Improved survival of patients with melanoma brain metastases – Research Review

Improved survival of patients with melanoma brain metastases – Research Review

The publication Melanoma Research review has published an article on the Improved survival of patients with melanoma brain metastases in the era of targeted BRAF and immune checkpoint therapies. This retrospective study reports ‘the median overall survival for patients with melanoma brain metastases has improved significantly since 2011, independent of other prognostic factors’.

Summary:

‘This study evaluated the risk of de novo brain metastases and survival among patients with unresectable AJCC stage III/IV melanoma who received first-line systemic therapy at a single centre between 2000 and 2012.

Of the study cohort of 610 patients, 243 were diagnosed with melanoma brain metastases (40%). The authors reported the risk of de novo melanoma brain metastases was similar among patients treated with chemotherapy, biochemotherapy, BRAF-targeted therapy, ipilimumab, and anti-PDL-1 regimens.

They also reported median overall survival (OS) from the time of melanoma brain metastases diagnosis was 7.5 months, 8.5 months, and 22.7 months, respectively, for patients diagnosed from 2000 to 2008, 2009 to 2010, and 2011 to the time of last follow-up (P = .002).’

Comment:

‘This retrospective data shows that, as may have been expected based on clinical experience and trial results, the median OS from time of diagnosis of melanoma brain metastases is significantly improved in patients diagnosed after 2011 independent of other prognostic factors.

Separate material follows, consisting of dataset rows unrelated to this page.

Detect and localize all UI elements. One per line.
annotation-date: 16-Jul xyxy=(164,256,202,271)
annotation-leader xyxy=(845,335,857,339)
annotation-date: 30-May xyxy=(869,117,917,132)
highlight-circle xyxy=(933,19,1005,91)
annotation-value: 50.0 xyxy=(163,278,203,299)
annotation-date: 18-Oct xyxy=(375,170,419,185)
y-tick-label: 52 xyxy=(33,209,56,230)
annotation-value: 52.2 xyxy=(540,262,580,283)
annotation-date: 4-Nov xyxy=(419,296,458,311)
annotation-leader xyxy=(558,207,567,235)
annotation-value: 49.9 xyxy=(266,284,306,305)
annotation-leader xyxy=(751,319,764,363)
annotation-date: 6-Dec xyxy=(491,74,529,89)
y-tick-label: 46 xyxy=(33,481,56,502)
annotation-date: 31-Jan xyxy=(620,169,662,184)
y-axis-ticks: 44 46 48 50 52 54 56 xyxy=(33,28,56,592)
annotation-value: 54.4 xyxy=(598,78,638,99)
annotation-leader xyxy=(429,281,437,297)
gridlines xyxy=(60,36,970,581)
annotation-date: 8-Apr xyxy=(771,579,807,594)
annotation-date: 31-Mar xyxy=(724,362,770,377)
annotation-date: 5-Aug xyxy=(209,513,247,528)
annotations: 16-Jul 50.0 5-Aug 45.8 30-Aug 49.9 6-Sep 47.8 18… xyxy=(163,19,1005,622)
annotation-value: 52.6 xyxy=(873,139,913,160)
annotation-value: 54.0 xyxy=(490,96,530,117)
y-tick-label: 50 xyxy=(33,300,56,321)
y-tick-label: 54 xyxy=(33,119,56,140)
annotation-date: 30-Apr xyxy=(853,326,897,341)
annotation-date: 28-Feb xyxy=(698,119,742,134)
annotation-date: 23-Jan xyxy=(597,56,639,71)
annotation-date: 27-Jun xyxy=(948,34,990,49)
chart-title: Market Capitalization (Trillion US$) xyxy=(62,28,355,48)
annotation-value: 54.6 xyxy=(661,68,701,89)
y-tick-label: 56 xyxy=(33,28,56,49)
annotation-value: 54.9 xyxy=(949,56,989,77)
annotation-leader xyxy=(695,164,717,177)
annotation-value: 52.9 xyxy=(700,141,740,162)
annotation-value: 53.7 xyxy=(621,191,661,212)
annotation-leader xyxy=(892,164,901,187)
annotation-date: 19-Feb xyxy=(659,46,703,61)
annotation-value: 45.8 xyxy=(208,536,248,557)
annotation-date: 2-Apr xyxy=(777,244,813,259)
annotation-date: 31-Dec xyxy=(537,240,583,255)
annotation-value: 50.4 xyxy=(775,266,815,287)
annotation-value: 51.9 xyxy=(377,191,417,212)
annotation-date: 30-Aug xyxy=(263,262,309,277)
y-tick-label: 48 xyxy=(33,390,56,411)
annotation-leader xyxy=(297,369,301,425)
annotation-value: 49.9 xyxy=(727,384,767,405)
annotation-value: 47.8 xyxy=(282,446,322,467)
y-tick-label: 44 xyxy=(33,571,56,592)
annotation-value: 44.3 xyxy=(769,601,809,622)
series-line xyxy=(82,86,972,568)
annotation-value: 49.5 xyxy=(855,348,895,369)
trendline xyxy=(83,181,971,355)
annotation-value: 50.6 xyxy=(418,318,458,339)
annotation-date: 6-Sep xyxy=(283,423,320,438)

An important caveat when interpreting this data is that it was not intended to capture patients who never received systemic therapy, a group that would be enriched for poor prognostic factors with expected shorter median OS. In addition, most patients included in the study had received local therapy for primary treatment of the brain metastases. It is interesting that there was no association between type of systemic therapy received and the risk of developing de novo brain metastases indicating that no treatment seemed to be preventative.’